Using AI Chatbots to Support Learning in Higher Education

By Jonathan Boymal

Generative AI has emerged as one of the most fascinating tales of our times, and has captured the attention of educators and students alike. OpenAI, the company behind tools like DALL-E 2, was responsible for the development of ChatGPT, which quickly gained popularity upon its release last November. In just five days, over a million people signed up to test this AI chatbot. Since then, five other Large Language Models have been released, including GPT-4 and Bing AI.

The emergence of AI chatbots raises important questions about the role of AI in higher education. Research shows that occupations and industries related to higher education are more exposed to advances in language modelling than others, suggesting that they may face greater disruption or transformation in the near future.

As AI technology continues to advance, many of our students will likely use generative AI in their future jobs. The rise of generative AI has challenged the notion that jobs requiring creativity, compared to those involving more routine, repetitive and highly-structured tasks, are relatively immune to disruption from technology. One of the key benefits of incorporating generative AI into higher education is that it can help students develop important skills that will be essential to the future of work.

For instance, many jobs will involve a "sandwich" workflow, in which a human provides a prompt to the AI, the AI generates a menu of options, and the human chooses an option and adds any final touches. This type of workflow requires students to be able to make decisions, and edit and verify the output of the AI.

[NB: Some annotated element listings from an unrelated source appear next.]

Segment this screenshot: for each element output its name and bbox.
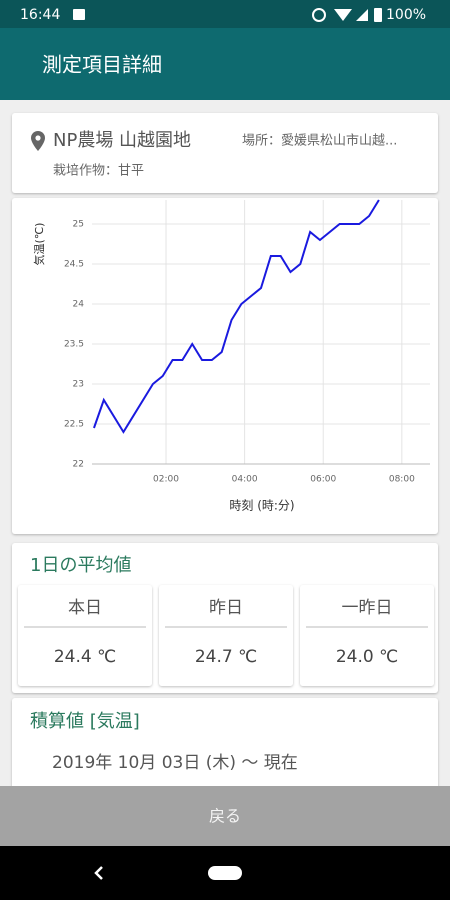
average-items: 本日 24.4 ℃ 昨日 24.7 ℃ 一昨日 24.0 ℃ bbox=[18, 585, 434, 686]
average-title: 1日の平均値 bbox=[30, 555, 131, 576]
x-tick-label: 04:00 bbox=[232, 475, 258, 485]
chart: 気温(℃) 時刻 (時:分) 22 22.5 23 23.5 24 24.5 25 02:00… bbox=[32, 199, 430, 513]
farm-card bbox=[12, 113, 438, 193]
nav-home[interactable] bbox=[208, 866, 242, 880]
average-item bbox=[159, 585, 293, 686]
x-tick-label: 08:00 bbox=[389, 475, 415, 485]
status-icon bbox=[73, 9, 85, 20]
battery-icon bbox=[374, 8, 382, 22]
farm-name: NP農場 山越園地 bbox=[53, 130, 191, 151]
chart-card bbox=[12, 198, 438, 534]
battery-level: 100% bbox=[386, 7, 426, 23]
farm-location: 場所：愛媛県松山市山越... bbox=[242, 133, 397, 149]
y-tick-label: 23 bbox=[73, 380, 84, 390]
signal-icon bbox=[356, 9, 368, 21]
y-tick-label: 22.5 bbox=[64, 420, 84, 430]
y-tick-label: 25 bbox=[73, 220, 84, 230]
line-series bbox=[93, 199, 380, 434]
farm-crop: 栽培作物：甘平 bbox=[53, 163, 144, 179]
cumulative-period: 2019年 10月 03日 (木) 〜 現在 bbox=[52, 753, 298, 773]
status-bar bbox=[0, 0, 450, 28]
back-button-label[interactable]: 戻る bbox=[209, 807, 241, 826]
average-item-value: 24.7 ℃ bbox=[195, 647, 257, 667]
average-item-value: 24.4 ℃ bbox=[54, 647, 116, 667]
cumulative-title: 積算値 [気温] bbox=[30, 711, 140, 732]
x-axis-label: 時刻 (時:分) bbox=[229, 499, 294, 513]
app-title: 測定項目詳細 bbox=[42, 53, 162, 77]
app-bar bbox=[0, 28, 450, 100]
y-axis-label: 気温(℃) bbox=[32, 223, 46, 266]
back-button[interactable] bbox=[0, 786, 450, 846]
average-item-label: 本日 bbox=[68, 598, 102, 618]
average-item bbox=[18, 585, 152, 686]
status-time: 16:44 bbox=[20, 7, 60, 23]
location-icon bbox=[31, 131, 45, 151]
y-tick-label: 24 bbox=[73, 300, 85, 310]
x-tick-label: 02:00 bbox=[153, 475, 179, 485]
wifi-icon bbox=[334, 9, 352, 21]
cumulative-card bbox=[12, 698, 438, 798]
average-item-value: 24.0 ℃ bbox=[336, 647, 398, 667]
average-item-label: 昨日 bbox=[209, 598, 243, 618]
x-tick-label: 06:00 bbox=[310, 475, 336, 485]
location-icon-dot bbox=[35, 135, 41, 141]
y-tick-label: 22 bbox=[73, 460, 84, 470]
average-item bbox=[300, 585, 434, 686]
y-tick-label: 24.5 bbox=[64, 260, 84, 270]
alarm-icon bbox=[312, 8, 326, 22]
y-tick-label: 23.5 bbox=[64, 340, 84, 350]
nav-back[interactable] bbox=[94, 866, 103, 880]
average-item-label: 一昨日 bbox=[342, 598, 393, 618]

AI chatbots also have the potential to foster conceptual understanding and transfer. By providing students with a range of compelling examples and applications of a particular concept in different contexts, students can develop a deeper understanding of the concept by spotting patterns in new contexts. This process can also facilitate transfer by helping students to reference their prior knowledge when faced with new problems.

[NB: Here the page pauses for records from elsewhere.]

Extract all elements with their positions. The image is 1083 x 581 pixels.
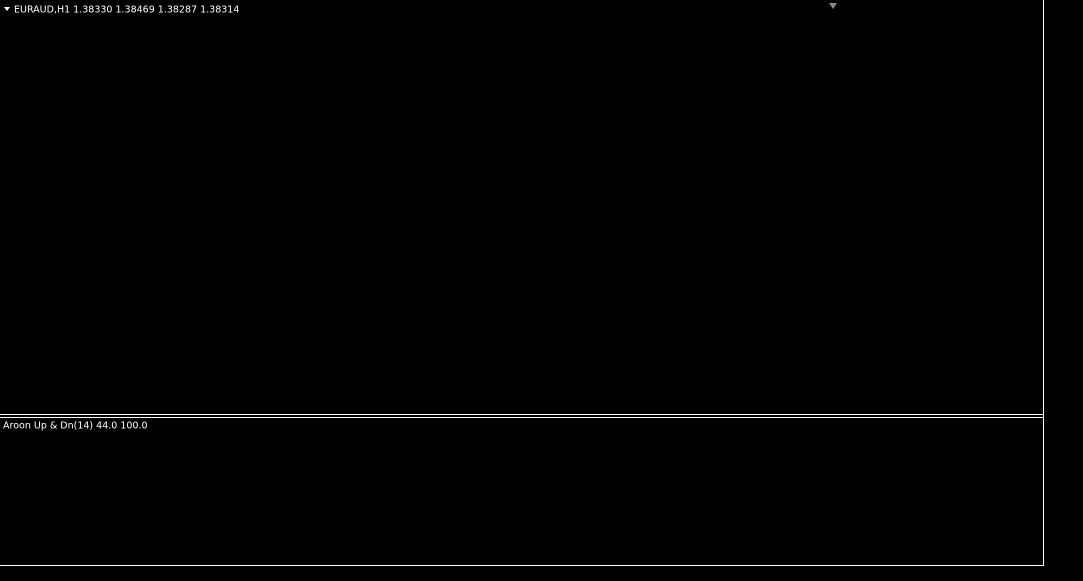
indicator-title: Aroon Up & Dn(14) 44.0 100.0	[3, 421, 148, 432]
shift-marker[interactable]	[829, 3, 837, 9]
chart-title: EURAUD,H1 1.38330 1.38469 1.38287 1.3831…	[14, 5, 239, 16]
symbol-menu-arrow[interactable]	[4, 7, 10, 11]
labels: EURAUD,H1 1.38330 1.38469 1.38287 1.3831…	[3, 5, 239, 432]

Another benefit of AI chatbots is their capacity to promote understanding and critical thinking. Students can ask ChatGPT to explain concepts to them “like they were 10 years old” as a check on their own knowledge. ChatGPT can also benefit students by helping them to overcome the "illusion of explanatory depth", where individuals believe they have a deeper understanding of a concept than they actually do. By using ChatGPT to require students to explain a concept step by step and review and improve upon the AI's output, students can engage in self-explanation and identify any gaps in their understanding. This may require using methods of assessment that value the processes and experiences of learning rather than relying on a single artefact like an essay.

In addition, generative AI can help educators create retrieval practice activities for their students. Traditionally, quizzes have been used for this purpose, and generative AI can draft questions quickly and suggest feedback, making the process more efficient

One of the key limitations of AI chatbots is the fact that they have no understanding of content and do not evaluate information for accuracy or importance. Educators can support their students to engage in deep and critical thinking to evaluate and verify the accuracy of what has been generated, rather than viewing the output as the end of the process. Students can be asked to articulate what they have learned and then respond to their reflections as evidence of learning.

In addition to promoting conceptual understanding and critical thinking, AI chatbots can also be used to enhance writing and language skills. By highlighting problematic punctuation, suggesting ways to tighten prose, and offering instruction on building complex sentences, AI chatbots can be help students overcome writing inertia. Providing students with a “writing companion” could enhance their confidence in the final version of their work and reclaim ideas that would otherwise be lost because of poor communication. AI chatbots can also be used as a brainstorming tool, providing students with ideas and prompts to help stimulate their creative thinking and get them started on writing projects.

In this way, AI chatbots can also play a role as a Socratic coach, drawing students into dialogue, asking them questions, getting them to ask questions in turn and iteratively improving their text in dialogue with the AI. This provides students a safe and guided environment to practice applying their knowledge.

AI chatbots have the potential to revolutionise the way we think about education. But will they be adopted by academic staff? There is a stereotype that educators are resistant or hesitant to adopting innovations. According to the technology adoption curve, only a small percentage of faculty would fall into the category of innovators and early adopters, with the majority falling into the middle as followers, and a small group of laggards who resist change.

An alternative perspective is that the main barriers to adoption of AI chatbots as a learning tool are related to broader institutional systems rather than educator interest and motivation. The literature suggests that these include: supporting a culture of peer learning among academic staff; providing a safe place to experiment; recognising the diversity of adopters and designing training and support accordingly; providing academic staff with agency and; aligning the technology with existing pedagogical practices. Recognising the role of workload in adoption, aligning adoption with institutional strategies, and gathering student and staff feedback are also crucial.

As AI technology advances, AI chatbots will likely play an increasingly important role in education, from deepening conceptual understanding and facilitating transfer to improving writing and language skills. As we consider the potential for AI chatbots to transform the way we learn, it's essential to carefully evaluate whether it's the right fit for our students. Educators and institutions must decide how to leverage the potential of AI chatbots in the most effective and meaningful way. Ultimately, it’s up to us to decide how to harness its power.